Stefan4472 / simple-search-engine

GNU General Public License v3.0
0 stars 0 forks source link

Investigate duplicate slug handling #15

Closed Stefan4472 closed 2 years ago

Stefan4472 commented 2 years ago

Something I noticed when doing migrations on Stefans-Blog: when I re-index a file under the same slug, it appears that I get duplicated search results. Adding the same slug a second time should overwrite the existing document.

Stefan4472 commented 2 years ago

Ideal behavior: upon index_file() or index_string(), user provides an overwrite flag, which overwrites the existing document if it is already in the database. This, however, requires a mechanism by which we can remove or modify the Inverted Indexes. That's an issue for a later day.
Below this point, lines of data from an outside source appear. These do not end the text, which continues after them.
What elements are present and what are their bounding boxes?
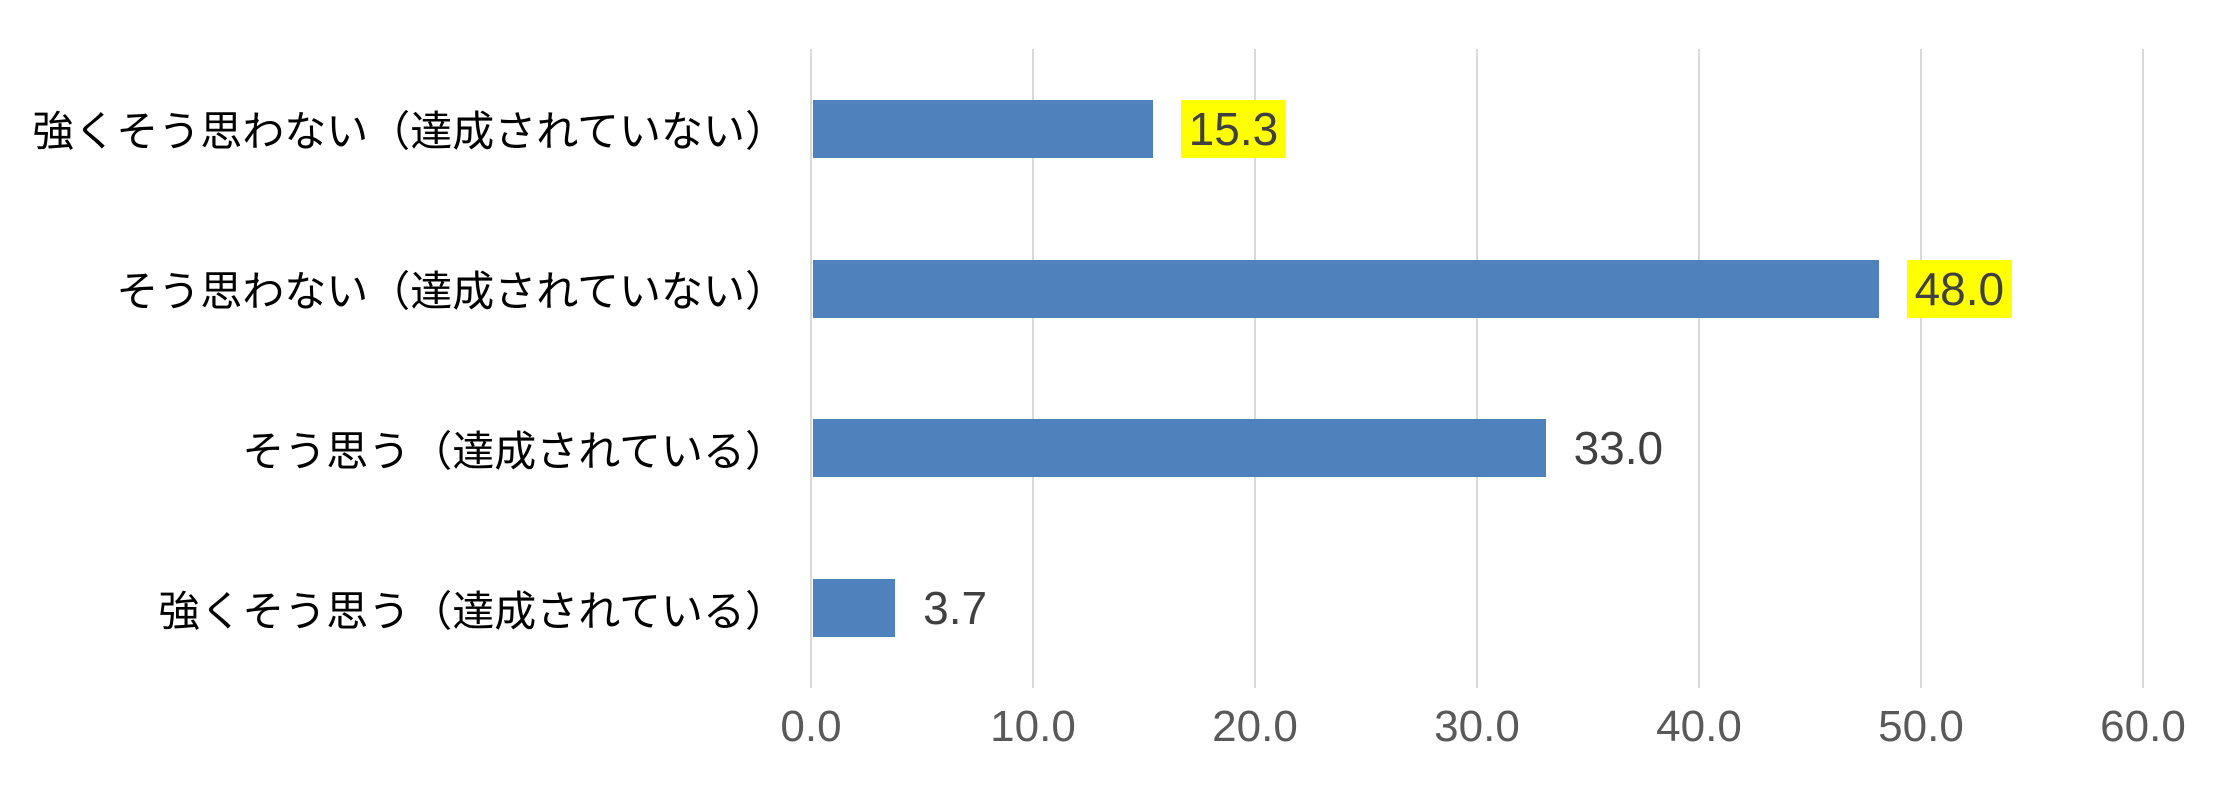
x-tick-label-0: 0.0 (780, 702, 842, 751)
value-axis: 0.0 10.0 20.0 30.0 40.0 50.0 60.0 (780, 702, 2185, 762)
bar-0 (813, 99, 1153, 158)
bar-3 (813, 579, 896, 638)
x-tick-label-4: 40.0 (1656, 702, 1742, 751)
category-label-0: 強くそう思わない（達成されていない） (32, 108, 787, 156)
gridline (2142, 49, 2144, 688)
x-tick-label-1: 10.0 (990, 702, 1076, 751)
value-label-0: 15.3 (1180, 99, 1287, 158)
category-axis: 強くそう思わない（達成されていない） そう思わない（達成されていない） そう思う（達… (0, 49, 787, 688)
bar-2 (813, 419, 1546, 478)
bar-1 (813, 259, 1879, 318)
category-label-1: そう思わない（達成されていない） (116, 268, 787, 316)
gridline (1032, 49, 1034, 688)
plot-area: 15.3 48.0 33.0 3.7 (810, 49, 2144, 688)
gridline (1476, 49, 1478, 688)
x-tick-label-2: 20.0 (1212, 702, 1298, 751)
value-label-3: 3.7 (923, 582, 988, 635)
x-tick-label-5: 50.0 (1878, 702, 1964, 751)
category-label-2: そう思う（達成されている） (242, 427, 787, 475)
gridline (1920, 49, 1922, 688)
value-label-2: 33.0 (1573, 422, 1664, 475)
category-label-3: 強くそう思う（達成されている） (158, 587, 787, 635)
x-tick-label-3: 30.0 (1434, 702, 1520, 751)
x-tick-label-6: 60.0 (2100, 702, 2186, 751)
gridline (810, 49, 812, 688)
gridline (1698, 49, 1700, 688)
gridline (1254, 49, 1256, 688)
value-label-1: 48.0 (1906, 259, 2013, 318)
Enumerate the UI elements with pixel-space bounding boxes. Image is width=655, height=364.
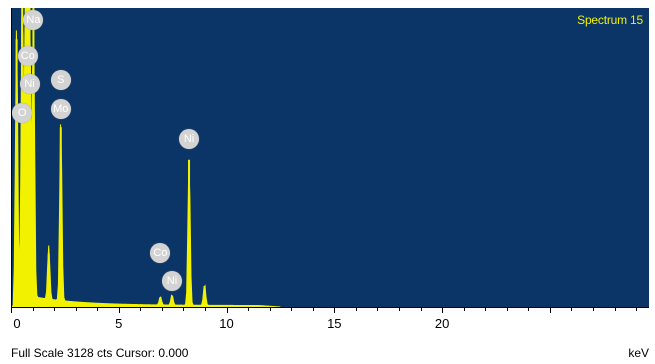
element-label-co[interactable]: Co [18,46,38,66]
element-label-na[interactable]: Na [23,10,43,30]
spectrum-trace [11,8,280,307]
x-axis-tick [464,308,465,311]
x-axis-tick [313,308,314,311]
x-axis-tick [399,308,400,311]
x-axis-tick [76,308,77,311]
x-axis-tick [571,308,572,311]
x-axis-tick [334,308,335,313]
x-axis-tick [33,308,34,311]
x-axis-tick-label: 20 [435,316,449,331]
x-axis-tick [11,308,12,313]
x-axis-tick [119,308,120,313]
x-axis-tick-label: 15 [327,316,341,331]
element-label-ni[interactable]: Ni [162,271,182,291]
x-axis-tick [140,308,141,311]
spectrum-chart [11,8,649,307]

For now the workaround will probably be to simply not re-index the file if it is already in the index.

Stefan4472 commented 2 years ago

*For now the workaround will probably be for the caller to simply not re-index the file if it is already in the index.

Also: see Python's bisect module, which we can use to better implement searching for doc_id in an InvertedList: https://www.tutorialspoint.com/python-inserting-item-in-sorted-list-maintaining-order

The probable next step will be to support removing a document from the index. On indexing a duplicate, if override=True, the SearchEngine can delete the file from the index, then re-add it.

Stefan4472 commented 2 years ago

Opened #21 to address this

Stefan4472 commented 2 years ago

And created #22 with the bisect idea